Some of her students said they always had been intimidated by the game and had refused opportunities to try their hand at it during business outings because they didn't want to look incompetent in front of their co-workers and clients.
"I wasn't going to make a fool of myself having never picked up a club," said Pamela Hootkin, vice president, treasurer and secretary of Phillips-Van Heusen Corp.
"My biggest hurdle to get over was thinking that all men could play great," said Barbara Tobias, vice president of consumer lending funding at American Express Travel Related Services Co.
Like many other women learning the game, Tobias said that the largely male culture of golf did not bother her because she is accustomed to having men dominate business offices anyway.
"When you get out on the golf course, you are split into twosomes or foursomes, so even if there are 75 men there and only a few women, your worst scenario is you're golfing with three men."
Besides, she added, "My work environment is predominantly men. In most meetings I'm used to being in the minority, so I don't find that intimidating at all."
The women who came to Meadowbrook said that if they did not put their fears aside they faced a grim alternative.
As Kate McMorrow of NatWest Markets, put it, "I work on the trading floor, and in the summer most of the men would take off to play golf and leave me with all the work."
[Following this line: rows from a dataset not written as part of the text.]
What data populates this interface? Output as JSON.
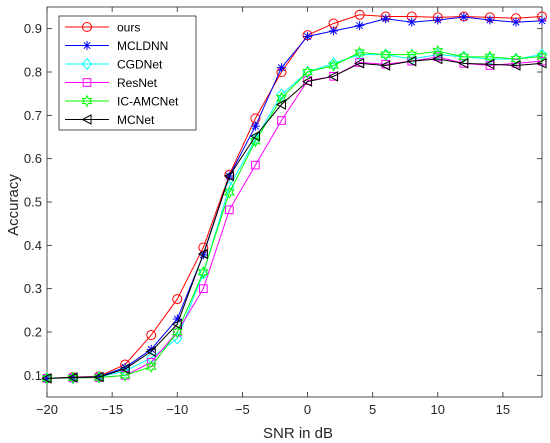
{
  "chart_data": {
    "type": "line",
    "title": "",
    "xlabel": "SNR in dB",
    "ylabel": "Accuracy",
    "xlim": [
      -20,
      18
    ],
    "ylim": [
      0.05,
      0.95
    ],
    "xticks": [
      -20,
      -15,
      -10,
      -5,
      0,
      5,
      10,
      15
    ],
    "yticks": [
      0.1,
      0.2,
      0.3,
      0.4,
      0.5,
      0.6,
      0.7,
      0.8,
      0.9
    ],
    "grid": false,
    "legend_position": "top-left",
    "x": [
      -20,
      -18,
      -16,
      -14,
      -12,
      -10,
      -8,
      -6,
      -4,
      -2,
      0,
      2,
      4,
      6,
      8,
      10,
      12,
      14,
      16,
      18
    ],
    "series": [
      {
        "name": "ours",
        "color": "#ff0000",
        "marker": "circle",
        "values": [
          0.093,
          0.096,
          0.098,
          0.125,
          0.193,
          0.276,
          0.395,
          0.563,
          0.693,
          0.8,
          0.885,
          0.912,
          0.932,
          0.928,
          0.928,
          0.926,
          0.928,
          0.926,
          0.924,
          0.928
        ]
      },
      {
        "name": "MCLDNN",
        "color": "#0000ff",
        "marker": "asterisk",
        "values": [
          0.093,
          0.095,
          0.097,
          0.118,
          0.16,
          0.23,
          0.378,
          0.56,
          0.675,
          0.81,
          0.882,
          0.895,
          0.907,
          0.923,
          0.915,
          0.92,
          0.927,
          0.92,
          0.915,
          0.918
        ]
      },
      {
        "name": "CGDNet",
        "color": "#00ffff",
        "marker": "diamond",
        "values": [
          0.093,
          0.094,
          0.096,
          0.11,
          0.14,
          0.185,
          0.335,
          0.535,
          0.645,
          0.748,
          0.8,
          0.82,
          0.84,
          0.84,
          0.83,
          0.84,
          0.835,
          0.83,
          0.83,
          0.84
        ]
      },
      {
        "name": "ResNet",
        "color": "#ff00ff",
        "marker": "square",
        "values": [
          0.093,
          0.094,
          0.095,
          0.1,
          0.13,
          0.2,
          0.3,
          0.482,
          0.585,
          0.688,
          0.78,
          0.79,
          0.822,
          0.818,
          0.825,
          0.835,
          0.82,
          0.815,
          0.82,
          0.825
        ]
      },
      {
        "name": "IC-AMCNet",
        "color": "#00ff00",
        "marker": "hexagram",
        "values": [
          0.093,
          0.094,
          0.095,
          0.1,
          0.12,
          0.2,
          0.338,
          0.522,
          0.64,
          0.74,
          0.8,
          0.815,
          0.845,
          0.84,
          0.84,
          0.848,
          0.835,
          0.835,
          0.83,
          0.836
        ]
      },
      {
        "name": "MCNet",
        "color": "#000000",
        "marker": "triangle-left",
        "values": [
          0.093,
          0.095,
          0.096,
          0.115,
          0.155,
          0.218,
          0.38,
          0.56,
          0.652,
          0.725,
          0.778,
          0.79,
          0.82,
          0.815,
          0.825,
          0.83,
          0.82,
          0.818,
          0.815,
          0.82
        ]
      }
    ]
  }
}
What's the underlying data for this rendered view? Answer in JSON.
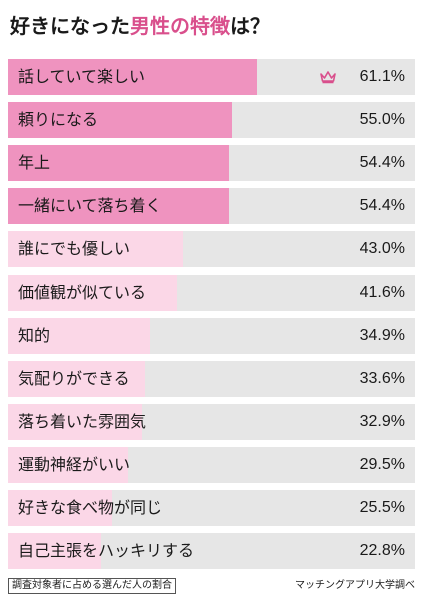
{
  "title": {
    "main": "好きになった",
    "accent": "男性の特徴",
    "tail": "は？"
  },
  "chart_data": {
    "type": "bar",
    "orientation": "horizontal",
    "unit": "%",
    "xlim": [
      0,
      100
    ],
    "categories": [
      "話していて楽しい",
      "頼りになる",
      "年上",
      "一緒にいて落ち着く",
      "誰にでも優しい",
      "価値観が似ている",
      "知的",
      "気配りができる",
      "落ち着いた雰囲気",
      "運動神経がいい",
      "好きな食べ物が同じ",
      "自己主張をハッキリする"
    ],
    "values": [
      61.1,
      55.0,
      54.4,
      54.4,
      43.0,
      41.6,
      34.9,
      33.6,
      32.9,
      29.5,
      25.5,
      22.8
    ],
    "value_labels": [
      "61.1%",
      "55.0%",
      "54.4%",
      "54.4%",
      "43.0%",
      "41.6%",
      "34.9%",
      "33.6%",
      "32.9%",
      "29.5%",
      "25.5%",
      "22.8%"
    ],
    "top_marker_icon": "crown-icon",
    "colors": {
      "top": "#ef93bf",
      "rest": "#fbd7e7",
      "track": "#e6e6e6",
      "accent": "#d94f8c"
    }
  },
  "footer": {
    "note": "調査対象者に占める選んだ人の割合",
    "source": "マッチングアプリ大学調べ"
  }
}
Sitting in the office could be easier. At the clinics, the women spend the morning rotating every half hour through four stations of instruction. In the afternoon, they split into teams to play a round of scramble -- a game in which the team plays with the ball that was hit farthest off the tee.
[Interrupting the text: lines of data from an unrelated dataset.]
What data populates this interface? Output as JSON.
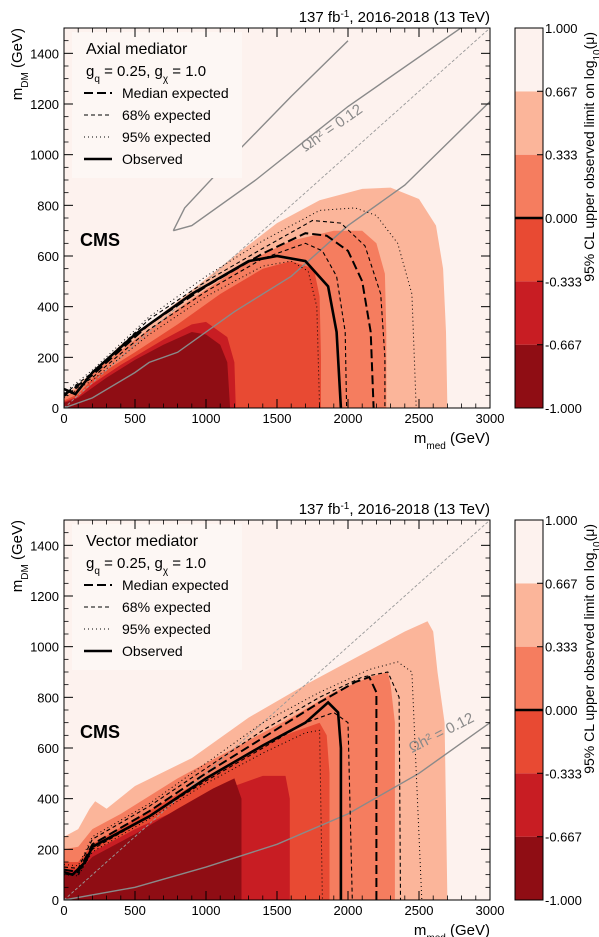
{
  "colors": {
    "band_0": "#fdf2ee",
    "band_1": "#fbb59a",
    "band_2": "#f57d5f",
    "band_3": "#e84a33",
    "band_4": "#c81d23",
    "band_5": "#8f0d14",
    "relic": "#8a8a8a",
    "diagonal": "#9a9a9a"
  },
  "colorbar": {
    "title": "95% CL upper observed limit on log",
    "title_sub": "10",
    "title_tail": "(μ)",
    "ticks": [
      "1.000",
      "0.667",
      "0.333",
      "0.000",
      "-0.333",
      "-0.667",
      "-1.000"
    ],
    "range": [
      -1.0,
      1.0
    ]
  },
  "chart_data": [
    {
      "type": "heatmap",
      "id": "axial",
      "lumi": "137 fb",
      "lumi_sup": "-1",
      "lumi_tail": ", 2016-2018 (13 TeV)",
      "experiment": "CMS",
      "legend_title": "Axial mediator",
      "couplings": [
        "g",
        "q",
        " = 0.25, g",
        "χ",
        " = 1.0"
      ],
      "legend_placement": "top-left",
      "legend": [
        "Median expected",
        "68% expected",
        "95% expected",
        "Observed"
      ],
      "xlabel": "m",
      "xlabel_sub": "med",
      "xlabel_unit": " (GeV)",
      "ylabel": "m",
      "ylabel_sub": "DM",
      "ylabel_unit": " (GeV)",
      "xlim": [
        0,
        3000
      ],
      "ylim": [
        0,
        1500
      ],
      "xticks": [
        "0",
        "500",
        "1000",
        "1500",
        "2000",
        "2500",
        "3000"
      ],
      "yticks": [
        "0",
        "200",
        "400",
        "600",
        "800",
        "1000",
        "1200",
        "1400"
      ],
      "relic_label": "Ωh² = 0.12",
      "contours": {
        "band_1": [
          [
            0,
            45
          ],
          [
            100,
            95
          ],
          [
            180,
            130
          ],
          [
            400,
            250
          ],
          [
            800,
            420
          ],
          [
            1200,
            600
          ],
          [
            1500,
            730
          ],
          [
            1800,
            820
          ],
          [
            2100,
            865
          ],
          [
            2300,
            870
          ],
          [
            2500,
            825
          ],
          [
            2620,
            720
          ],
          [
            2670,
            550
          ],
          [
            2690,
            300
          ],
          [
            2700,
            0
          ]
        ],
        "band_2": [
          [
            0,
            40
          ],
          [
            100,
            80
          ],
          [
            200,
            140
          ],
          [
            500,
            270
          ],
          [
            900,
            430
          ],
          [
            1300,
            580
          ],
          [
            1600,
            660
          ],
          [
            1900,
            700
          ],
          [
            2100,
            700
          ],
          [
            2200,
            650
          ],
          [
            2260,
            530
          ],
          [
            2270,
            300
          ],
          [
            2270,
            0
          ]
        ],
        "band_3": [
          [
            0,
            30
          ],
          [
            100,
            55
          ],
          [
            200,
            115
          ],
          [
            500,
            220
          ],
          [
            800,
            330
          ],
          [
            1100,
            450
          ],
          [
            1400,
            550
          ],
          [
            1600,
            580
          ],
          [
            1760,
            550
          ],
          [
            1800,
            440
          ],
          [
            1810,
            200
          ],
          [
            1810,
            0
          ]
        ],
        "band_4": [
          [
            0,
            25
          ],
          [
            100,
            45
          ],
          [
            200,
            95
          ],
          [
            400,
            170
          ],
          [
            700,
            270
          ],
          [
            900,
            330
          ],
          [
            1000,
            340
          ],
          [
            1150,
            280
          ],
          [
            1200,
            180
          ],
          [
            1210,
            0
          ]
        ],
        "band_5": [
          [
            0,
            20
          ],
          [
            100,
            40
          ],
          [
            300,
            120
          ],
          [
            500,
            190
          ],
          [
            700,
            250
          ],
          [
            900,
            300
          ],
          [
            1000,
            290
          ],
          [
            1100,
            250
          ],
          [
            1150,
            180
          ],
          [
            1170,
            0
          ]
        ]
      },
      "lines": {
        "median": [
          [
            0,
            50
          ],
          [
            200,
            130
          ],
          [
            600,
            330
          ],
          [
            1000,
            480
          ],
          [
            1400,
            610
          ],
          [
            1700,
            690
          ],
          [
            1850,
            680
          ],
          [
            2000,
            620
          ],
          [
            2100,
            500
          ],
          [
            2160,
            300
          ],
          [
            2180,
            0
          ]
        ],
        "exp68_low": [
          [
            0,
            45
          ],
          [
            200,
            120
          ],
          [
            600,
            310
          ],
          [
            1000,
            460
          ],
          [
            1400,
            590
          ],
          [
            1700,
            650
          ],
          [
            1820,
            620
          ],
          [
            1920,
            520
          ],
          [
            1980,
            300
          ],
          [
            1990,
            0
          ]
        ],
        "exp68_high": [
          [
            0,
            55
          ],
          [
            200,
            140
          ],
          [
            600,
            350
          ],
          [
            1000,
            500
          ],
          [
            1400,
            630
          ],
          [
            1750,
            740
          ],
          [
            1950,
            730
          ],
          [
            2120,
            640
          ],
          [
            2230,
            450
          ],
          [
            2260,
            200
          ],
          [
            2260,
            0
          ]
        ],
        "exp95_low": [
          [
            0,
            40
          ],
          [
            200,
            110
          ],
          [
            600,
            290
          ],
          [
            1000,
            440
          ],
          [
            1400,
            560
          ],
          [
            1600,
            580
          ],
          [
            1720,
            540
          ],
          [
            1780,
            400
          ],
          [
            1800,
            0
          ]
        ],
        "exp95_high": [
          [
            0,
            60
          ],
          [
            200,
            150
          ],
          [
            600,
            360
          ],
          [
            1000,
            520
          ],
          [
            1400,
            660
          ],
          [
            1800,
            780
          ],
          [
            2050,
            790
          ],
          [
            2200,
            760
          ],
          [
            2350,
            650
          ],
          [
            2450,
            450
          ],
          [
            2480,
            0
          ]
        ],
        "observed": [
          [
            0,
            75
          ],
          [
            80,
            55
          ],
          [
            200,
            140
          ],
          [
            500,
            290
          ],
          [
            900,
            450
          ],
          [
            1300,
            580
          ],
          [
            1500,
            600
          ],
          [
            1700,
            580
          ],
          [
            1860,
            480
          ],
          [
            1920,
            300
          ],
          [
            1950,
            0
          ]
        ],
        "relic_upper": [
          [
            770,
            700
          ],
          [
            850,
            790
          ],
          [
            1200,
            1000
          ],
          [
            1600,
            1230
          ],
          [
            2000,
            1450
          ]
        ],
        "relic_lower": [
          [
            770,
            700
          ],
          [
            900,
            720
          ],
          [
            1350,
            900
          ],
          [
            2000,
            1190
          ],
          [
            3000,
            1580
          ]
        ],
        "relic_main": [
          [
            0,
            0
          ],
          [
            200,
            40
          ],
          [
            500,
            140
          ],
          [
            600,
            180
          ],
          [
            800,
            220
          ],
          [
            1200,
            380
          ],
          [
            1600,
            520
          ],
          [
            2000,
            720
          ],
          [
            2400,
            880
          ],
          [
            3000,
            1210
          ]
        ]
      },
      "diagonal": [
        [
          0,
          0
        ],
        [
          3000,
          1500
        ]
      ]
    },
    {
      "type": "heatmap",
      "id": "vector",
      "lumi": "137 fb",
      "lumi_sup": "-1",
      "lumi_tail": ", 2016-2018 (13 TeV)",
      "experiment": "CMS",
      "legend_title": "Vector mediator",
      "couplings": [
        "g",
        "q",
        " = 0.25, g",
        "χ",
        " = 1.0"
      ],
      "legend_placement": "top-left",
      "legend": [
        "Median expected",
        "68% expected",
        "95% expected",
        "Observed"
      ],
      "xlabel": "m",
      "xlabel_sub": "med",
      "xlabel_unit": " (GeV)",
      "ylabel": "m",
      "ylabel_sub": "DM",
      "ylabel_unit": " (GeV)",
      "xlim": [
        0,
        3000
      ],
      "ylim": [
        0,
        1500
      ],
      "xticks": [
        "0",
        "500",
        "1000",
        "1500",
        "2000",
        "2500",
        "3000"
      ],
      "yticks": [
        "0",
        "200",
        "400",
        "600",
        "800",
        "1000",
        "1200",
        "1400"
      ],
      "relic_label": "Ωh² = 0.12",
      "contours": {
        "band_1": [
          [
            0,
            250
          ],
          [
            100,
            280
          ],
          [
            180,
            360
          ],
          [
            220,
            390
          ],
          [
            300,
            360
          ],
          [
            500,
            450
          ],
          [
            900,
            560
          ],
          [
            1300,
            720
          ],
          [
            1700,
            850
          ],
          [
            2100,
            970
          ],
          [
            2400,
            1060
          ],
          [
            2560,
            1100
          ],
          [
            2600,
            1060
          ],
          [
            2630,
            900
          ],
          [
            2680,
            700
          ],
          [
            2700,
            0
          ]
        ],
        "band_2": [
          [
            0,
            200
          ],
          [
            100,
            210
          ],
          [
            200,
            280
          ],
          [
            400,
            340
          ],
          [
            800,
            480
          ],
          [
            1200,
            600
          ],
          [
            1600,
            720
          ],
          [
            1900,
            820
          ],
          [
            2150,
            880
          ],
          [
            2280,
            900
          ],
          [
            2300,
            850
          ],
          [
            2330,
            700
          ],
          [
            2330,
            0
          ]
        ],
        "band_3": [
          [
            0,
            150
          ],
          [
            100,
            150
          ],
          [
            200,
            220
          ],
          [
            500,
            320
          ],
          [
            900,
            450
          ],
          [
            1300,
            580
          ],
          [
            1600,
            660
          ],
          [
            1800,
            700
          ],
          [
            1850,
            650
          ],
          [
            1870,
            500
          ],
          [
            1870,
            0
          ]
        ],
        "band_4": [
          [
            0,
            120
          ],
          [
            100,
            120
          ],
          [
            200,
            190
          ],
          [
            500,
            280
          ],
          [
            900,
            380
          ],
          [
            1200,
            450
          ],
          [
            1400,
            490
          ],
          [
            1560,
            490
          ],
          [
            1590,
            400
          ],
          [
            1590,
            0
          ]
        ],
        "band_5": [
          [
            0,
            100
          ],
          [
            100,
            110
          ],
          [
            200,
            170
          ],
          [
            500,
            260
          ],
          [
            800,
            360
          ],
          [
            1050,
            440
          ],
          [
            1200,
            480
          ],
          [
            1250,
            400
          ],
          [
            1250,
            0
          ]
        ]
      },
      "lines": {
        "median": [
          [
            0,
            120
          ],
          [
            100,
            110
          ],
          [
            200,
            220
          ],
          [
            600,
            350
          ],
          [
            1000,
            500
          ],
          [
            1400,
            640
          ],
          [
            1800,
            780
          ],
          [
            2050,
            860
          ],
          [
            2150,
            880
          ],
          [
            2200,
            820
          ],
          [
            2200,
            0
          ]
        ],
        "exp68_low": [
          [
            0,
            110
          ],
          [
            100,
            100
          ],
          [
            200,
            200
          ],
          [
            600,
            330
          ],
          [
            1000,
            470
          ],
          [
            1400,
            600
          ],
          [
            1700,
            700
          ],
          [
            1900,
            740
          ],
          [
            2000,
            700
          ],
          [
            2030,
            0
          ]
        ],
        "exp68_high": [
          [
            0,
            130
          ],
          [
            100,
            125
          ],
          [
            200,
            240
          ],
          [
            600,
            370
          ],
          [
            1000,
            520
          ],
          [
            1400,
            670
          ],
          [
            1800,
            800
          ],
          [
            2100,
            880
          ],
          [
            2280,
            900
          ],
          [
            2360,
            800
          ],
          [
            2370,
            0
          ]
        ],
        "exp95_low": [
          [
            0,
            100
          ],
          [
            100,
            95
          ],
          [
            200,
            190
          ],
          [
            600,
            320
          ],
          [
            1000,
            460
          ],
          [
            1400,
            580
          ],
          [
            1700,
            660
          ],
          [
            1800,
            670
          ],
          [
            1820,
            0
          ]
        ],
        "exp95_high": [
          [
            0,
            140
          ],
          [
            100,
            135
          ],
          [
            200,
            250
          ],
          [
            600,
            380
          ],
          [
            1000,
            540
          ],
          [
            1400,
            700
          ],
          [
            1800,
            820
          ],
          [
            2150,
            910
          ],
          [
            2350,
            940
          ],
          [
            2450,
            900
          ],
          [
            2520,
            0
          ]
        ],
        "observed": [
          [
            0,
            110
          ],
          [
            60,
            100
          ],
          [
            150,
            150
          ],
          [
            200,
            210
          ],
          [
            600,
            330
          ],
          [
            1000,
            480
          ],
          [
            1400,
            610
          ],
          [
            1700,
            700
          ],
          [
            1860,
            780
          ],
          [
            1930,
            740
          ],
          [
            1950,
            600
          ],
          [
            1950,
            0
          ]
        ],
        "relic_main": [
          [
            0,
            0
          ],
          [
            500,
            50
          ],
          [
            1000,
            130
          ],
          [
            1500,
            220
          ],
          [
            2000,
            340
          ],
          [
            2500,
            500
          ],
          [
            3000,
            700
          ]
        ]
      },
      "diagonal": [
        [
          0,
          0
        ],
        [
          3000,
          1500
        ]
      ]
    }
  ]
}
Four hours later, the day ends with cocktails and prizes for the longest drive, best putt and the rare player who had a hole in one.
Companies usually pick up the $225 charge for the clinic, and often encourage their employees to bring clients along.
Chase Manhattan Bank, a sponsor of the event, sent 77 of its female officers and their clients this year. The bank became involved with the clinic two years ago after some female executives began pointing out that they lacked the advantage of their male counterparts who could entertain clients with a round of golf.
"I enjoy the game, but there are definite benefits to learning it," said Serels of Chase Manhattan. "You develop stronger relationships with your clients so when business does come up in the future, they will think of you and your company."
Like Serels, Karen Duncan, 41, the owner of an advertising agency in New Jersey, has found that playing hard outside of the office is as important as working hard. She now has regular golf outings with some of her clients. At one recent golf tournament, she met a woman who sold a promotional item -- a brass key ring -- that one of her clients was looking for. Duncan got the two of them together and helped them make a deal.
"If you're in a business situation and the subject of golf comes up between men, it's amazing to watch their faces when you suddenly say, You know, that's my problem too -- the short game,' " Duncan said.